Coincée dans un bunker soviétique, une colonie de fourmis devient cannibale pour survivre

Une vie dans le noir, sans nourriture ni ressources, enterré plusieurs mètres sous l'humus de la forêt avoisinante avec des températures n'excédant jamais les 10°C. Tel a été le calvaire vécu durant de nombreuses années par une colonie de fourmis Formica polyctena en Pologne. Découverte en 2013 par hasard dans un ancien bunker soviétique abandonné situé dans une forêt proche de la frontière avec l'Allemagne, ces insectes eusociaux (dotés d'une organisation sociale) étaient étudiés depuis par des scientifiques attirés par la composition inhabituelle de cette fourmilière maudite : elle ne comprend que des ouvrières et aucune reine.

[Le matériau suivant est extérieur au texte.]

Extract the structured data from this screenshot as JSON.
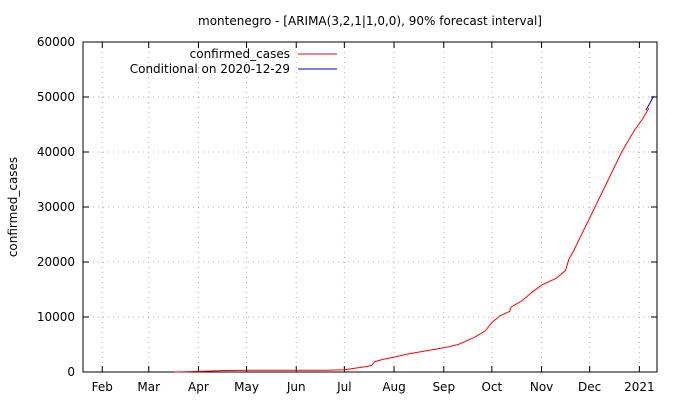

Comment une telle colonie a-t-elle pu se développer et survivre dans un environnement si hostile, sans lumière ni végétation ? Dans une étude publiée lundi 4 novembre dans le Journal of Hymenoptera Research, une équipe de chercheurs polonais du musée et de l'Institut de zoologie de l'Académie polonaise des sciences, à Varsovie, donne des éléments de réponse pour le moins troublants. Les scientifiques ont découvert qu'une autre colonie vivait au-dessus de l'abri militaire. Elle est organisée autour d'une reine qui a choisit comme emplacement pour ses «serviteurs» un tuyau de ventilation de l'abri, protégé des vents l'hiver et de la chaleur l'été. Les ouvrières s'aventuraient régulièrement à l'air libre pour chercher de la nourriture et la ramener dans la fourmilière. Mais là était le piège.

Régulièrement, des fourmis tombaient ainsi dans la colonne de ventilation du bunker. Incapables de retrouver leur chemin, elles étaient condamnées, prisonnières de ce sombre abri bétonné. Peu à peu, ces voyageurs égarés ont formé une colonie composée de plus de deux millions d'individus, mais privé de descendance. Si leur espérance de vie étaient alors très faible dans le bunker, elle était compensée par les chutes quotidiennes de nouvelles fourmis.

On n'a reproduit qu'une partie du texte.